Le ministre de l’Énergie et de l’Eau, Joe Saddi. Photo tirée de son compte X
La troisième édition de la Lebanese Solar Week (LISW 2025) se tiendra du 24 au 26 septembre à la Seaside Arena (anciennement Biel) à Beyrouth, sous le patronage du ministre de l’Énergie et de l’Eau Joe Saddi, et en présence du ministre de l’Industrie Joe Issa el-Khoury.
Réunissant des entreprises locales, régionales et internationales aux côtés d’experts, d’innovateurs et d’institutions officielles du secteur des énergies renouvelables, cet événement a pour objectif de présenter les dernières innovations dans le domaine.
« Nous nous concentrons sur la mise en valeur du marché de l’énergie solaire, qui a enregistré au Liban jusqu’en 2024 plus de 1,3 milliard de dollars d’investissements et 1 300 mégawatts d’énergie alternative. Avec cette croissance accélérée, il est attendu que la taille du secteur franchisse bientôt le seuil des deux milliards », a déclaré Élias Khoury, organisateur de l’événement. Celui-ci coïncide avec le lancement par les ministères de l'Énergie et de l'Information d'une campagne nationale pour l’économie d’énergie dans les foyers, en partenariat avec le Centre libanais pour la conservation de l’énergie et le « Programme italien d’appareils électroménagers économes en énergie ».
S’exprimant jeudi pendant le lancement de la campagne, Joe Saddi a rappelé que « le secteur du bâtiment représente la plus grande part de la consommation énergétique au Liban, ce qui fait de la construction durable la solution essentielle pour réduire la facture énergétique du consommateur ». Et le ministre de conclure : « La sensibilisation du public constitue un facteur déterminant pour induire un changement dans les comportements individuels ».
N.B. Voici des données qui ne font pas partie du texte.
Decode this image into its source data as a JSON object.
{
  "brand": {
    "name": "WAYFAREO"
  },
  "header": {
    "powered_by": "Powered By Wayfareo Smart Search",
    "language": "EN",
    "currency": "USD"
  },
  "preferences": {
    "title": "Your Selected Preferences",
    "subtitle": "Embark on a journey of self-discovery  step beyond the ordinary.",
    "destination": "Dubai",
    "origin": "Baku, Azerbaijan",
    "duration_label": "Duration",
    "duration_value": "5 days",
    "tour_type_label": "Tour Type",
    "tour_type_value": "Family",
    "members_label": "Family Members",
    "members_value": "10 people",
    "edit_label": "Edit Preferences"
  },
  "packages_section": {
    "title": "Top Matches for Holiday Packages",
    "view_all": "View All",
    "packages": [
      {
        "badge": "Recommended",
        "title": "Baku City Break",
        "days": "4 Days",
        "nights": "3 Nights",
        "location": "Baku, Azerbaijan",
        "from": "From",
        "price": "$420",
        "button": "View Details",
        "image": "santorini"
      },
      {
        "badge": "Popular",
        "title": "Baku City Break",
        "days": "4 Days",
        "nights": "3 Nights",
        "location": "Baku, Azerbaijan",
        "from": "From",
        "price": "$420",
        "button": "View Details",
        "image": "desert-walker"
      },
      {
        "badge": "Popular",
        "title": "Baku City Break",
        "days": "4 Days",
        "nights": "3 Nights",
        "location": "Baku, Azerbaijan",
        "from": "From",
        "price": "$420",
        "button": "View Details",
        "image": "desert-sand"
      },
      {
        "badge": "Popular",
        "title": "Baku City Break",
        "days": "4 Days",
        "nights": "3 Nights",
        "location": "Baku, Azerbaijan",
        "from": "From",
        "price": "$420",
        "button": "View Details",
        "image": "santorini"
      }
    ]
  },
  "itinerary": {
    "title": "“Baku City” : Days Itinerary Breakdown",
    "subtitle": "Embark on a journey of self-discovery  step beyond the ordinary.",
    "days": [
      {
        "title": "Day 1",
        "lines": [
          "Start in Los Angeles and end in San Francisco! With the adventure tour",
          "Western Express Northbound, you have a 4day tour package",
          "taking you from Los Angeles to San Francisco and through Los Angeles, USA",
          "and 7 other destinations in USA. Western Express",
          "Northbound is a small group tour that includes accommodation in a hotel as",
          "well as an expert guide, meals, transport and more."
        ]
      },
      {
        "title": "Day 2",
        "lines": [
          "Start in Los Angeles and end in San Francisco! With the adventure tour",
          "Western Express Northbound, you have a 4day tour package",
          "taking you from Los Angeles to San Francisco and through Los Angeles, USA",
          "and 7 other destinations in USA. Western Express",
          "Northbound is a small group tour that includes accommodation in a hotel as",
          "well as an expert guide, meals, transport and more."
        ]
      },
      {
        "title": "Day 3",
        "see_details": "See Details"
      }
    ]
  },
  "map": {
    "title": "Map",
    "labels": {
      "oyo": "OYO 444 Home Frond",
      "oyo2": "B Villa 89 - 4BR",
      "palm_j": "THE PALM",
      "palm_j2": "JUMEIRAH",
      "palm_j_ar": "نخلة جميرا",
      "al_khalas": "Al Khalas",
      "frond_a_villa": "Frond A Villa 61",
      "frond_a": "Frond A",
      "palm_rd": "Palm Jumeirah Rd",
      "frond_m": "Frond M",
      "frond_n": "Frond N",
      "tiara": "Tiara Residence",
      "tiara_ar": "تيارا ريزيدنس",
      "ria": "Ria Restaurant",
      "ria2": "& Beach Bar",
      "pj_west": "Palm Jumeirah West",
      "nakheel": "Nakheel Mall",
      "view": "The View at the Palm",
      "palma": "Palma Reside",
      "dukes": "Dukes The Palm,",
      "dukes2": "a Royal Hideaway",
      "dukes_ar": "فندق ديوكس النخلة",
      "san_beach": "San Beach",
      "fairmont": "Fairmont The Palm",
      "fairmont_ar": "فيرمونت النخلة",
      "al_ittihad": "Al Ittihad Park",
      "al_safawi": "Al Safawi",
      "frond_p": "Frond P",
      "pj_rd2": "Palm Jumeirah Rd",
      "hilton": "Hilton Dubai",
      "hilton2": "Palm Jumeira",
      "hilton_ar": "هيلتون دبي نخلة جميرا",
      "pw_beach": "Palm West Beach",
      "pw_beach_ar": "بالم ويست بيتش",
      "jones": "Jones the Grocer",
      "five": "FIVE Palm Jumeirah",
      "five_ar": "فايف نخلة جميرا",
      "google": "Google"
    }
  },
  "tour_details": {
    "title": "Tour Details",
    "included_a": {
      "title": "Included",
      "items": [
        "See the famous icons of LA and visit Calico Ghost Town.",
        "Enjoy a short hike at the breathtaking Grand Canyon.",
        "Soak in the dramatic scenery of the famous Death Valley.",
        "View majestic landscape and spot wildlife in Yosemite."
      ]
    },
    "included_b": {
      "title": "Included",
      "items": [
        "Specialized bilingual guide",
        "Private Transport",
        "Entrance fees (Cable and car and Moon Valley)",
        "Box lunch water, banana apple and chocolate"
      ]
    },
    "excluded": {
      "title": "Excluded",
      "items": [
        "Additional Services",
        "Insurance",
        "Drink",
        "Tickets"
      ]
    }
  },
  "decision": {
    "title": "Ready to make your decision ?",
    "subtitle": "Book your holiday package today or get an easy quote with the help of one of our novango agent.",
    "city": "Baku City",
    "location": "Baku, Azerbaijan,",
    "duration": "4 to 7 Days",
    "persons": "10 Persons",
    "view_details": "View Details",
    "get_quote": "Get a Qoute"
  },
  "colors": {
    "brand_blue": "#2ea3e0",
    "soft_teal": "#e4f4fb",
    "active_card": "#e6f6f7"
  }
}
Les générateurs privés, en principe illégaux, sont tolérés depuis des années, les Libanais comptant largement sur eux pour compenser le déficit de production électrique du pays. Par ailleurs, les installations individuelles de panneaux solaires ont explosé depuis la crise déclenchée en 2019, période durant laquelle les capacités déjà limitées d’Électricité du Liban ont été presque réduites à néant, le fournisseur public ne pouvant plus compter sur les avances du Trésor pour financer ses achats de carburant.